Jobs which create guns and bullets which are fired and kill people and do absolutely nothing for the betterment of man and do nothing (or very little) to increase productivity. In other words, this is a great example of the broken window fallacy.

> what the anti socialists seem very keen to forget is that this all kicked off with subprime loans, badly regulated, free market loans, not government loans or spending.

So you're just going to ignore all the government encouragement along the way? You're going to ignore the Community Reinvestment Act, Fannie Mae and Freddie Mac, mortgage deductions, and everything else the government has done in the past half century to encourage home ownership? You're just going to ignore the very low interest lates proceeding the dot-com bust? You're going to ignore the implicit bailout guarantees provided by the government and the FDIC? You're going to ignore all the regulation that encouraged too-big-to-fail banks to grow and continue to exist?
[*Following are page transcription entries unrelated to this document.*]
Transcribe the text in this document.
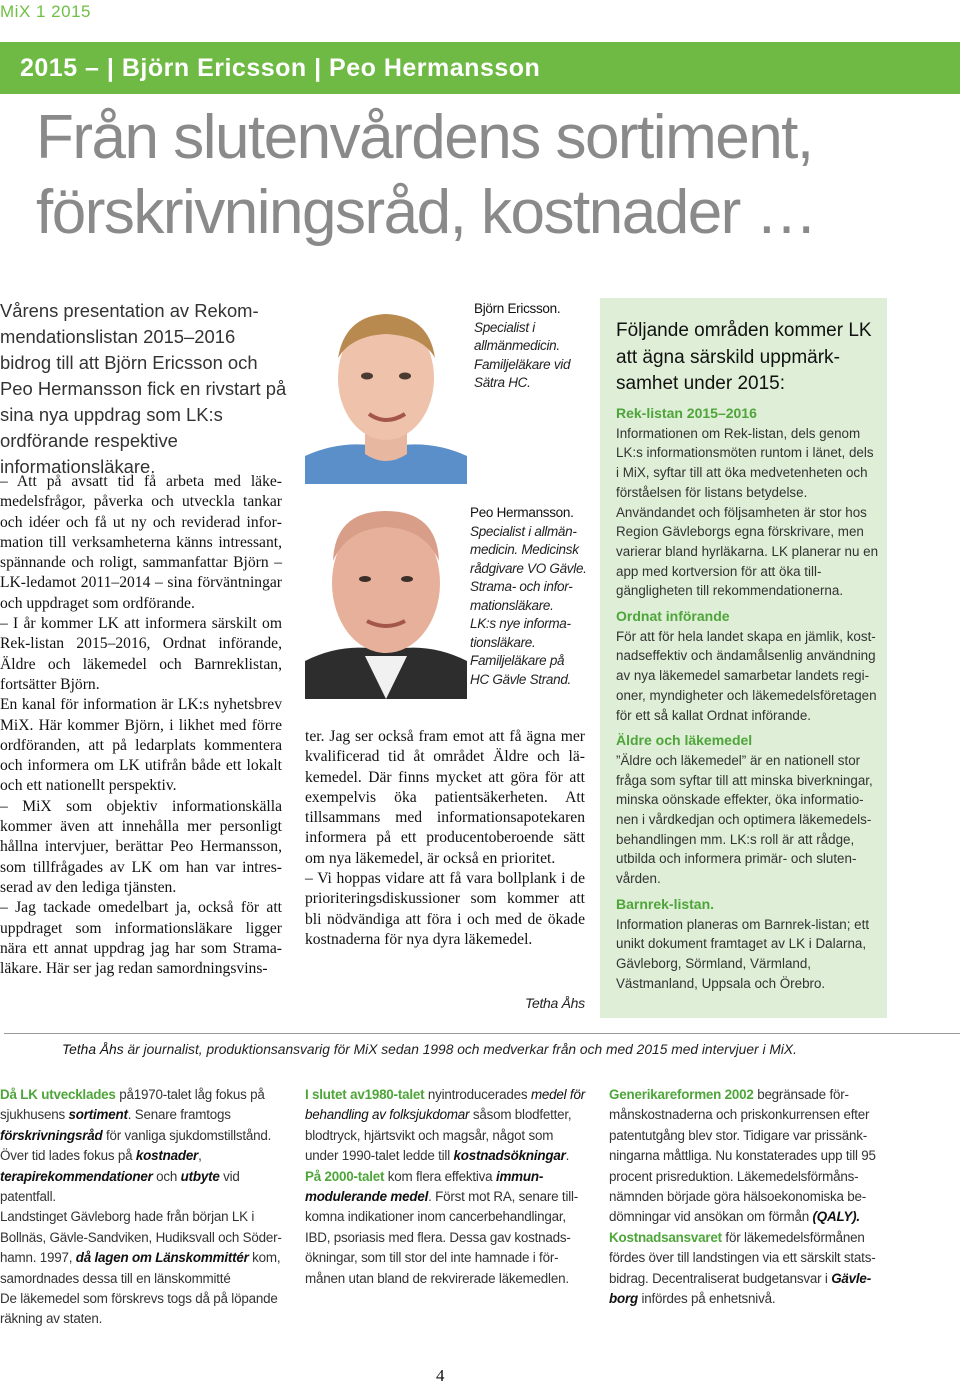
MiX 1 2015
2015 – | Björn Ericsson | Peo Hermansson
Från slutenvårdens sortiment,
förskrivningsråd, kostnader …
Vårens presentation av Rekommendationslistan 2015–2016 bidrog till att Björn Ericsson och Peo Hermansson fick en rivstart på sina nya uppdrag som LK:s ordförande respektive informationsläkare.

– Att på avsatt tid få arbeta med läkemedelsfrågor, påverka och utveckla tankar och idéer och få ut ny och reviderad information till verksamheterna känns intressant, spännande och roligt, sammanfattar Björn – LK-ledamot 2011–2014 – sina förväntningar och uppdraget som ordförande.

– I år kommer LK att informera särskilt om Rek-listan 2015–2016, Ordnat införande, Äldre och läkemedel och Barnreklistan, fortsätter Björn.

En kanal för information är LK:s nyhetsbrev MiX. Här kommer Björn, i likhet med förre ordföranden, att på ledarplats kommentera och informera om LK utifrån både ett lokalt och ett nationellt perspektiv.

– MiX som objektiv informationskälla kommer även att innehålla mer personligt hållna intervjuer, berättar Peo Hermansson, som tillfrågades av LK om han var intresserad av den lediga tjänsten.

– Jag tackade omedelbart ja, också för att uppdraget som informationsläkare ligger nära ett annat uppdrag jag har som Stramaläkare. Här ser jag redan samordningsvins-

Björn Ericsson.
Specialist i
allmänmedicin.
Familjeläkare vid
Sätra HC.
Peo Hermansson.
Specialist i allmän-
medicin. Medicinsk
rådgivare VO Gävle.
Strama- och infor-
mationsläkare.
LK:s nye informa-
tionsläkare.
Familjeläkare på
HC Gävle Strand.

ter. Jag ser också fram emot att få ägna mer kvalificerad tid åt området Äldre och läkemedel. Där finns mycket att göra för att exempelvis öka patientsäkerheten. Att tillsammans med informationsapotekaren informera på ett producentoberoende sätt om nya läkemedel, är också en prioritet.

– Vi hoppas vidare att få vara bollplank i de prioriteringsdiskussioner som kommer att bli nödvändiga att föra i och med de ökade kostnaderna för nya dyra läkemedel.

Tetha Åhs
Följande områden kommer LK att ägna särskild uppmärksamhet under 2015:
Rek-listan 2015–2016

Informationen om Rek-listan, dels genom LK:s informationsmöten runtom i länet, dels i MiX, syftar till att öka medvetenheten och förståelsen för listans betydelse. Användandet och följsamheten är stor hos Region Gävleborgs egna förskrivare, men varierar bland hyrläkarna. LK planerar nu en app med kortversion för att öka tillgängligheten till rekommendationerna.

Ordnat införande

För att för hela landet skapa en jämlik, kostnadseffektiv och ändamålsenlig användning av nya läkemedel samarbetar landets regioner, myndigheter och läkemedelsföretagen för ett så kallat Ordnat införande.

Äldre och läkemedel

”Äldre och läkemedel” är en nationell stor fråga som syftar till att minska biverkningar, minska oönskade effekter, öka informationen i vårdkedjan och optimera läkemedelsbehandlingen mm. LK:s roll är att rådge, utbilda och informera primär- och slutenvården.

Barnrek-listan.

Information planeras om Barnrek-listan; ett unikt dokument framtaget av LK i Dalarna, Gävleborg, Sörmland, Värmland, Västmanland, Uppsala och Örebro.

Tetha Åhs är journalist, produktionsansvarig för MiX sedan 1998 och medverkar från och med 2015 med intervjuer i MiX.

Då LK utvecklades på1970-talet låg fokus på sjukhusens sortiment. Senare framtogs förskrivningsråd för vanliga sjukdomstillstånd. Över tid lades fokus på kostnader, terapirekommendationer och utbyte vid patentfall.

Landstinget Gävleborg hade från början LK i Bollnäs, Gävle-Sandviken, Hudiksvall och Söderhamn. 1997, då lagen om Länskommittér kom, samordnades dessa till en länskommitté

De läkemedel som förskrevs togs då på löpande räkning av staten.

I slutet av1980-talet nyintroducerades medel för behandling av folksjukdomar såsom blodfetter, blodtryck, hjärtsvikt och magsår, något som under 1990-talet ledde till kostnadsökningar.

På 2000-talet kom flera effektiva immunmodulerande medel. Först mot RA, senare tillkomna indikationer inom cancerbehandlingar, IBD, psoriasis med flera. Dessa gav kostnadsökningar, som till stor del inte hamnade i förmånen utan bland de rekvirerade läkemedlen.

Generikareformen 2002 begränsade förmånskostnaderna och priskonkurrensen efter patentutgång blev stor. Tidigare var prissänkningarna måttliga. Nu konstaterades upp till 95 procent prisreduktion. Läkemedelsförmånsnämnden började göra hälsoekonomiska bedömningar vid ansökan om förmån (QALY).

Kostnadsansvaret för läkemedelsförmånen fördes över till landstingen via ett särskilt statsbidrag. Decentraliserat budgetansvar i Gävleborg infördes på enhetsnivå.

4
No, the housing crisis was a joint effort. It was, as I've heard described best, the private market getting drunk off booze provided by the government. The private and the public sector both messed up. Derivative packaging and trading and all of that was certainly ugly. But you cannot possibly blame this on the free market (because free it wasn't) and you cannot absolve the government of responsibility. To do so would be irresponsible itself.

> I assume the anti socialists wanted the banks to fail?
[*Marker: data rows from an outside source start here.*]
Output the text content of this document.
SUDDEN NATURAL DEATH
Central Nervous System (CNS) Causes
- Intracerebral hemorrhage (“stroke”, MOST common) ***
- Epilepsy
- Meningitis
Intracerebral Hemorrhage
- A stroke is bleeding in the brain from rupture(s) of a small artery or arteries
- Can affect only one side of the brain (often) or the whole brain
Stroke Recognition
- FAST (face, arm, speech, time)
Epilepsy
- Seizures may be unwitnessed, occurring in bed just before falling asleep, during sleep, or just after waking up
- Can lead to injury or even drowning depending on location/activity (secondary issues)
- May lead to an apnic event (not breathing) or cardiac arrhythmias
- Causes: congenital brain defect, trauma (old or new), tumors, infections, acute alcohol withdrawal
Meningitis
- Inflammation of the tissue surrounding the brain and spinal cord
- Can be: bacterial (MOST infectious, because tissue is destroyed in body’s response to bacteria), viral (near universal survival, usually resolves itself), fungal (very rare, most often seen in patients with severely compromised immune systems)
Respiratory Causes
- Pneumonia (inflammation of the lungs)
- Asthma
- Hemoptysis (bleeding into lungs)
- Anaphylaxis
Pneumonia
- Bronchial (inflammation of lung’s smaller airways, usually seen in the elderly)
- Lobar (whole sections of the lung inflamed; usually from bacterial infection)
It was government policy that encouraged their creation, so yes. Of course.

> So, we do like government spending when it suits.

Government spending to solve a problem created by the government. Brilliant.

> So, one cannot complain about the spending when it was the money provider, capitalism, that screwed up in the first place, leaving no money to spend.

No. Just no. This is like saying capitalism caused the Great Depression. See above.